Irak: 14 morts et des dizaines de blessés dans des manifestations
La contestation antigouvernementale a repris en Irak, avec des violences faisant vendredi 14 morts à Bagdad et dans le sud du pays, où les protestataires s’en sont pris aux institutions, partis et groupes armés.
Après la mort de plus de 150 personnes en une semaine début octobre, principalement des manifestants qui réclamaient «la chute du régime» dans la capitale, les protestataires ont tourné vendredi leur colère contre les institutions publiques et les QG de partis politiques et de factions armées.
Dans le sud du pays, ils ont incendié ou saccagé deux sièges de gouvernorat, à Nassiriya et Diwaniya, une quinzaine de sièges de partis politiques ou de groupes armés membres de la puissante coalition des paramilitaires du Hachd al-Chaabi, premier allié du gouvernement d’Adel Abdel Mahdi.

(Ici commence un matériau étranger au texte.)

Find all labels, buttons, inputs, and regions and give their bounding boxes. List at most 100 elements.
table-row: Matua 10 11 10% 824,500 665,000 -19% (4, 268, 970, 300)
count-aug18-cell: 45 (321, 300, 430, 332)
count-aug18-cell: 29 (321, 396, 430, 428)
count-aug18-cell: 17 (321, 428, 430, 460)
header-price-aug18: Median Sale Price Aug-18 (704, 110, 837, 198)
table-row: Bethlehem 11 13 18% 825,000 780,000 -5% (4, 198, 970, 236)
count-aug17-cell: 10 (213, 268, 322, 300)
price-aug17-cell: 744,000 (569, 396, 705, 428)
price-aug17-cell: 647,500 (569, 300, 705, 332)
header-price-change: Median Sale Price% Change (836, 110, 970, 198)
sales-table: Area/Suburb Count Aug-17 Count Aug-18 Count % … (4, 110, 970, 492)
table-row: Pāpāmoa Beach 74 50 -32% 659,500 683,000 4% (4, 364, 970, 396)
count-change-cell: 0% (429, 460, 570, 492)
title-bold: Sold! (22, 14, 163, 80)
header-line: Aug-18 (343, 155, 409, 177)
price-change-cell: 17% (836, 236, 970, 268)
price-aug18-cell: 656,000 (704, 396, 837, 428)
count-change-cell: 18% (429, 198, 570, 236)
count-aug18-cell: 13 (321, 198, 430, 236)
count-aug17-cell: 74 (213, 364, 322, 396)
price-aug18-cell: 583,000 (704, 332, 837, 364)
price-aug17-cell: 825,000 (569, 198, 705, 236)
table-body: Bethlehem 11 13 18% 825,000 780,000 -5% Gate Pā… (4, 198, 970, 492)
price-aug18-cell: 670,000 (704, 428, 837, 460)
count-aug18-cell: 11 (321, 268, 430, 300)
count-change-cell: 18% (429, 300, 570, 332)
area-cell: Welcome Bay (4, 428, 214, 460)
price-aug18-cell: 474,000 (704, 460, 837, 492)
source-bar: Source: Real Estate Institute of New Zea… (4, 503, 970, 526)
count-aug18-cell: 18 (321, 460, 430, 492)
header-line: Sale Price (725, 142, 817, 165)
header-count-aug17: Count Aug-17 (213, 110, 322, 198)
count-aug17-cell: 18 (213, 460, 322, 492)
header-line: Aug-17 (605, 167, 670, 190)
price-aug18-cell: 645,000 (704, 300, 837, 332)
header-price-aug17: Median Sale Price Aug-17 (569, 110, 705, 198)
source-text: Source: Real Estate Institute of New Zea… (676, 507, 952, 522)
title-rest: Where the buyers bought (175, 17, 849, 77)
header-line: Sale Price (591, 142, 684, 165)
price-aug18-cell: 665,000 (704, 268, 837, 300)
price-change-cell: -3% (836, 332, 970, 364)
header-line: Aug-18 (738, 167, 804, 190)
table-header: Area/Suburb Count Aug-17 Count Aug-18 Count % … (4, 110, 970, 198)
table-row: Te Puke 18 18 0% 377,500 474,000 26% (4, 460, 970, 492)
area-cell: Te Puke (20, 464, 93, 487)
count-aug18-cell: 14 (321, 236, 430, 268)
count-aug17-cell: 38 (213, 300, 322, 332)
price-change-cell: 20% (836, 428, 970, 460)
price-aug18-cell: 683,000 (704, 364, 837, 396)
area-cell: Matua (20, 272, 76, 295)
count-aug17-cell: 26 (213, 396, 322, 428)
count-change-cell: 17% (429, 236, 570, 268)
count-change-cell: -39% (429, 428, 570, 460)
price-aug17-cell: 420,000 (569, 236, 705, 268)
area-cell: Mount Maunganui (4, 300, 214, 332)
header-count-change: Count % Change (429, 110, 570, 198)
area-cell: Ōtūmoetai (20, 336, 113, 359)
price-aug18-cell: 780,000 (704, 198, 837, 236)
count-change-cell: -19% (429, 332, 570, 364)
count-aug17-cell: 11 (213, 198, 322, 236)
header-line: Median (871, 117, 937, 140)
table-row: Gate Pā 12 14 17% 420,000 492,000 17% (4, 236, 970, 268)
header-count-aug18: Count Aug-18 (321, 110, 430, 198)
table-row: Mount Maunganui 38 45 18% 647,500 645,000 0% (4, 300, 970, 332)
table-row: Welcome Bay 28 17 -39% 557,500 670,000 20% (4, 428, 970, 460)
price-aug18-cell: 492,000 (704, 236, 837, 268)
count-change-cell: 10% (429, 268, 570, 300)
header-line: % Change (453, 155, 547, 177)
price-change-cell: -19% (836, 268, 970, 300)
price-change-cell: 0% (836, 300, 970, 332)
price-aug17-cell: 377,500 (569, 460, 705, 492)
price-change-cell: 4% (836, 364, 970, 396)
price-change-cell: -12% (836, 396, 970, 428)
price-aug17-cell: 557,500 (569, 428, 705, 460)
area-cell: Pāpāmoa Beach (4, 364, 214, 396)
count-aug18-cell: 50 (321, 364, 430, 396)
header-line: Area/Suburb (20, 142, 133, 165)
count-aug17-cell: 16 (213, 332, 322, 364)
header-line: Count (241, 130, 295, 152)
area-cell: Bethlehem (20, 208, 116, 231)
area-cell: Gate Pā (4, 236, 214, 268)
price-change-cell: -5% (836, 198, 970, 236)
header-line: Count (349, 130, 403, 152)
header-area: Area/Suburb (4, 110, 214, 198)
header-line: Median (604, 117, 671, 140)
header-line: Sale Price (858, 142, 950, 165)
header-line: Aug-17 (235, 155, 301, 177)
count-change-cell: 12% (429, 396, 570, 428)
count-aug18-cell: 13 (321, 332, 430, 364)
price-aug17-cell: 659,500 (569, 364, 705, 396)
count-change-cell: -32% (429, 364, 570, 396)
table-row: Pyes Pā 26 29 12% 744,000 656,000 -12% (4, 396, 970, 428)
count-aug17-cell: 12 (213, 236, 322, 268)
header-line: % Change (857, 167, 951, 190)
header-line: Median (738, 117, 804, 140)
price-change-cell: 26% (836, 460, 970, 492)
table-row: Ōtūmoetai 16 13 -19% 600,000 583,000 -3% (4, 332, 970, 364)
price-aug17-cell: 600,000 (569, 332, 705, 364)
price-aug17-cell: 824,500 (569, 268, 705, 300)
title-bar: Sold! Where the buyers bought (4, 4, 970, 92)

À la mi-journée, le grand ayatollah Ali Sistani, plus haute autorité religieuse chiite d’Irak, avait appelé les forces de sécurité et les manifestants à la «retenue» pour éviter le «chaos».
Mais au cours de la journée, 10 manifestants ont été tués par balles alors qu’ils s’en prenaient à des QG d’Assaïb Ahl al-Haq – l’une des factions les plus puissantes du Hachd – à Amara et Nassiriya, dans le sud, selon des sources médicales et policières. Deux autres manifestants ont péri dans l’incendie du siège d’un parti à Samawa, également dans le sud.
Le matin, deux manifestants ont été tués à Bagdad, touchés mortellement par des grenades lacrymogènes et assourdissantes, alors que les rassemblements se poursuivent dans la plupart des villes du sud et sur l’emblématique place Tahrir à Bagdad.
À Bagdad, les forces de sécurité ont tiré des barrages de grenades lacrymogènes et assourdissantes pour repousser vers la place Tahrir les manifestants qui ont tenté d’entrer dans la Zone verte non loin, où siègent le pouvoir irakien et l’ambassade des États-Unis. Des centaines de personnes ont été blessées.
En fin de journée, des milliers de manifestants sont toujours rassemblés sur Tahrir, tandis que des heurts limités se poursuivent sur le pont al-Joumhouriya adjacent, qui mène à la Zone verte.
Le grand ayatollah Sistani a de nouveau appelé à des réformes et à la fin de la corruption, l’une des revendications premières des manifestants. Il n’a néanmoins pas indiqué, comme il l’a déjà fait par le passé avec d’autres premiers ministres, qu’il se désolidarisait du premier ministre Adel Abdel Mahdi.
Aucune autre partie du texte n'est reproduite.